On the positive side of things…

+ I believe we’re about to see the advent of some INCREDIBLE writing tools!

Tools that can…

  • Analyze thousands of reviews and help isolate the intel we use to write.
  • Generate solid first drafts of formulaic content to punch up and expand on, dramatically speeding up the writing process.
  • Identify patterns across disparate data (think: reviews and chat logs) that no human could account for given bias and limited time to analyze.
  • Translate complicated sentences into plain-speak (already happening!)
  • Take core ideas and spit out loads of variations (e.g. huge numbers of headlines, ad variants, etc.) — in fact, we’re already there, with platforms that can produce HUGE numbers of targeted ad variants for testing.

I also believe…

+ Skills like editing, researching, and data entry may be worthy pivots to add to your toolkit, but more importantly…

+ Strategy has never been more critical to learn. You want to be the one helping steer, correct, and feed the machine, not the one losing production work to it.

What’s on the horizon (sometimes near, sometimes far):

+ In the not-too-distant future, you’ll be able to write what you want a piece of code to do and have AI write that code for you.

+ You’ll be able to describe a basic design/layout you want for your site and have AI build it for you.

+ College essays are going to be tougher to grade.

+ Fake reviews are about to get a lot harder to spot, as is fake news. I’m legitimately concerned about this one: in a world where so few of us critically evaluate what we consume, the power to create infinite fake news is scary.

+ Text-to-voice tools (like Lyrebird), plus deep fake tools, plus NLP tools like GPT-3 could lead to some REALLY interesting outputs, like characters in video games who can have real conversations with you related to ongoing/dynamic quests, spam calls that sound real but have been auto-generated using whatever records on you the robot can find, or even contrived podcast episodes where no human was actually present!
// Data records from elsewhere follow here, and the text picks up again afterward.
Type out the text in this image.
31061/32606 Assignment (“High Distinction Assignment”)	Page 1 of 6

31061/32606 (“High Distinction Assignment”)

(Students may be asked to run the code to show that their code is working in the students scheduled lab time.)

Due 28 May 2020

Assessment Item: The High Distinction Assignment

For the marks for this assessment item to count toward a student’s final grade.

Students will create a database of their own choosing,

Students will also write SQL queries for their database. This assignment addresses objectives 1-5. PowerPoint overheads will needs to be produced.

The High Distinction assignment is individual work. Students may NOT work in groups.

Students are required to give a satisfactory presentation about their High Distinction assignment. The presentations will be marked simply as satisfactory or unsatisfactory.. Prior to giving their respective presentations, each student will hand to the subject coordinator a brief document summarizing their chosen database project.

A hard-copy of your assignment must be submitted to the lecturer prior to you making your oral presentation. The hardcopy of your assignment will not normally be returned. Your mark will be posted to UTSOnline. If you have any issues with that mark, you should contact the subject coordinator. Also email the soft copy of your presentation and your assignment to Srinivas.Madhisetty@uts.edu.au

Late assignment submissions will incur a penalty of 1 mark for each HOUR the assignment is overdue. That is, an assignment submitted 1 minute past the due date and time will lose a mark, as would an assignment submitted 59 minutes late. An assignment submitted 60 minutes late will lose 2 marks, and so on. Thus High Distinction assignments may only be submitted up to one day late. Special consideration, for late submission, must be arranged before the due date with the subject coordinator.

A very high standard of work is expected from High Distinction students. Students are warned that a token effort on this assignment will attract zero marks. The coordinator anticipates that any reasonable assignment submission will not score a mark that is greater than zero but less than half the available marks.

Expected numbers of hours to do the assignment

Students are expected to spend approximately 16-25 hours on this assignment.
Seriously, the future is terrifying and exciting all at once!

To sum up:

I don’t think copywriters’ jobs are about to disappear overnight. If anything, I think we’re about to get some amazing sidekicks in our corner to make our writing all the more powerful!
But with great power comes great responsibility, and I’m not sure the world is prepared for how to deal with the tech we’re creating.

2 Comments
  1. Joel,
    Great read; thanks. Definitely important not to write yourself into a corner (ba-dum tsh) as the landscape evolves.

  2. John Baldwin says:

    The technology is developing rapidly, but it is still very far. AI is more HYPE than reality at the moment. Sure, simple things can be done, but writing meaningful text that can match the quality of experienced writing is far in the future. Computing power is growing, but this wont help much into AI learning process. Just remember, first sentences of every child starts at the end of the first year.